Untuk memahami situasi ini secara utuh, kita perlu melihat lebih dulu pada data resmi dari Badan Pusat Statistik (BPS). Pada September 2024, BPS merilis angka kemiskinan nasional: sebanyak 24,06 juta orang di Indonesia hidup di bawah garis kemiskinan.

Jika dibandingkan dengan jumlah total penduduk, angka ini setara dengan 8,57 persen. Ini merupakan tingkat kemiskinan terendah sepanjang sejarah Indonesia sejak data mulai dicatat secara sistematis. Artinya, menurut perhitungan nasional, hanya sekitar 24 juta orang yang masuk kategori miskin.

Garis kemiskinan yang digunakan BPS dihitung berdasarkan kebutuhan dasar makanan dan non-makanan. Seseorang dikategorikan miskin jika pengeluarannya kurang dari sekitar Rp595.000 per bulan.

Jadi, dalam konteks lokal, angka 24 juta inilah yang menjadi acuan resmi pemerintah dalam menyusun kebijakan sosial seperti bantuan langsung tunai dan program perlindungan sosial lainnya.

Lalu, dari mana datangnya angka 159 juta yang begitu besar dan mencemaskan itu?
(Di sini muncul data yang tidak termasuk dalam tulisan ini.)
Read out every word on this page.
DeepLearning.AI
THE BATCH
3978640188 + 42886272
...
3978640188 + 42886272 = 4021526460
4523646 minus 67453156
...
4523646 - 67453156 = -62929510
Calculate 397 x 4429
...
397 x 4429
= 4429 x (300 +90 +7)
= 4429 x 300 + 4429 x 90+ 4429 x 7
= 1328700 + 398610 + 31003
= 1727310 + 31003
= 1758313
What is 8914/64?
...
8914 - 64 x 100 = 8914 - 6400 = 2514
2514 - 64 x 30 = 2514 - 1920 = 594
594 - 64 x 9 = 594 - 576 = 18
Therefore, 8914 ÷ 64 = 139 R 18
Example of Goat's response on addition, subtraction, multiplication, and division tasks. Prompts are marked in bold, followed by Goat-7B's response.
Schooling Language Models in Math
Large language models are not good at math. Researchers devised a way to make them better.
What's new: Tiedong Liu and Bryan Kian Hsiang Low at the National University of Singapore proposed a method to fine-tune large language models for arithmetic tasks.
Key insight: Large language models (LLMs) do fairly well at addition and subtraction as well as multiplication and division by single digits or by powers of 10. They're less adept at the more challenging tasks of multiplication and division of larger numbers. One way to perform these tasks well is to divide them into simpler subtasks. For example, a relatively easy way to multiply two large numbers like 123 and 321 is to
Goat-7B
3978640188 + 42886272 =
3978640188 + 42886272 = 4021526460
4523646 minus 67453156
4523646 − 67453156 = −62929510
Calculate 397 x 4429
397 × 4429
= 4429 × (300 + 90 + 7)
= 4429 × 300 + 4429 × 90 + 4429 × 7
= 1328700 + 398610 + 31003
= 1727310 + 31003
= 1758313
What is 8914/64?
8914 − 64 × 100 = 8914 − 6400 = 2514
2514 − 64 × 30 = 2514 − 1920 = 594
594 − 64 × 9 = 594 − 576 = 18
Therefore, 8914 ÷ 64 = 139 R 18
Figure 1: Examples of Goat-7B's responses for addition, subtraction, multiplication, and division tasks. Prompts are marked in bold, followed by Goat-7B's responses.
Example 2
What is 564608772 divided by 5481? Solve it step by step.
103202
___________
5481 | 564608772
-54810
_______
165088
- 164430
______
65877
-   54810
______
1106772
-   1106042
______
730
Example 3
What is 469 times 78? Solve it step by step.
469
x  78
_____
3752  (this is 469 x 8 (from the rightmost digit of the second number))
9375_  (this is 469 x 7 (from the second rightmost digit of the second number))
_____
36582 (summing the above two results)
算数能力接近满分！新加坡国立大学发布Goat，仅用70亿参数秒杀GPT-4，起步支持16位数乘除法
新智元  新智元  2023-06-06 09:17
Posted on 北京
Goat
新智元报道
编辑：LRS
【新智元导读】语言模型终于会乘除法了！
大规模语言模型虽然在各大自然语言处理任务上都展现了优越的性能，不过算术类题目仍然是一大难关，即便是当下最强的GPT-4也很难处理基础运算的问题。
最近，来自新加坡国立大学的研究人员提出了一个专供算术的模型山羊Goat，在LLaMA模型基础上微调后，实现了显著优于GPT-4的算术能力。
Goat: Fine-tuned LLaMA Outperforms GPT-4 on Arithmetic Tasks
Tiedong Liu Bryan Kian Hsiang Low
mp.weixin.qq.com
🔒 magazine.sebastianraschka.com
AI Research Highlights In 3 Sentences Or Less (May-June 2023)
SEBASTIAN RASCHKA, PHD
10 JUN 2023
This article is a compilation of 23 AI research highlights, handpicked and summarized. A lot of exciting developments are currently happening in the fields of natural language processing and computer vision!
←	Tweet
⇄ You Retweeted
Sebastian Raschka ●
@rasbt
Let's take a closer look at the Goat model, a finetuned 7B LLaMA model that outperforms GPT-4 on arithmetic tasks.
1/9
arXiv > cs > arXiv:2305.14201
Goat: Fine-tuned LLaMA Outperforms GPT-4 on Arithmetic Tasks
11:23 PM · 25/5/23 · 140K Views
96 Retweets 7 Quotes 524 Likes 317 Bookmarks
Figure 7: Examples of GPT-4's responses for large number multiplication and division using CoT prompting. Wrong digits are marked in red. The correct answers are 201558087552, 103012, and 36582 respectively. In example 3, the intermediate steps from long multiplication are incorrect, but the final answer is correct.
Angka tersebut bukan berasal dari BPS, melainkan kemungkinan dari metode lain yang digunakan oleh Bank Dunia (World Bank). Bank Dunia menghitung kemiskinan dengan pendekatan berbeda, yaitu berdasarkan konsep Purchasing Power Parity (PPP) atau kesetaraan daya beli.

Baca Juga :  Hak Masyarakat Mengawal Pengelolaan Dana Desa

Dalam pendekatan ini, ukuran kemiskinan tidak hanya dilihat dari kemampuan seseorang untuk memenuhi kebutuhan pokok di negaranya, tetapi juga dari sejauh mana mereka bisa hidup layak secara global—seperti halnya warga negara lain di dunia.

Bank Dunia membagi garis kemiskinan internasional dalam beberapa tingkatan. Untuk negara-negara sangat miskin, ambang batasnya adalah US$2,15 per hari. Untuk negara berkembang seperti Indonesia, digunakan ambang yang lebih tinggi, yaitu US$6,85 per hari menurut standar PPP 2017, atau setara sekitar Rp3 juta per bulan.

Bahkan, dalam pembaruan terakhir berdasarkan PPP 2021, ambang kemiskinan untuk negara berpendapatan menengah atas seperti Indonesia dinaikkan menjadi US$8,30 per hari, atau sekitar Rp3,9 juta per bulan.

Dengan standar global ini, ternyata lebih dari separuh penduduk Indonesia tidak memenuhi syarat sebagai “tidak miskin”. Jika dihitung secara proporsional, sekitar 60 hingga 68 persen dari penduduk Indonesia tergolong miskin secara global.

Itu artinya, antara 171 hingga 194 juta orang Indonesia tidak hidup dalam standar yang dianggap layak oleh ukuran dunia. Maka tidak heran jika muncul angka seperti 159 juta—meski itu bukan angka resmi, melainkan hasil interpretasi dari pendekatan yang berbeda.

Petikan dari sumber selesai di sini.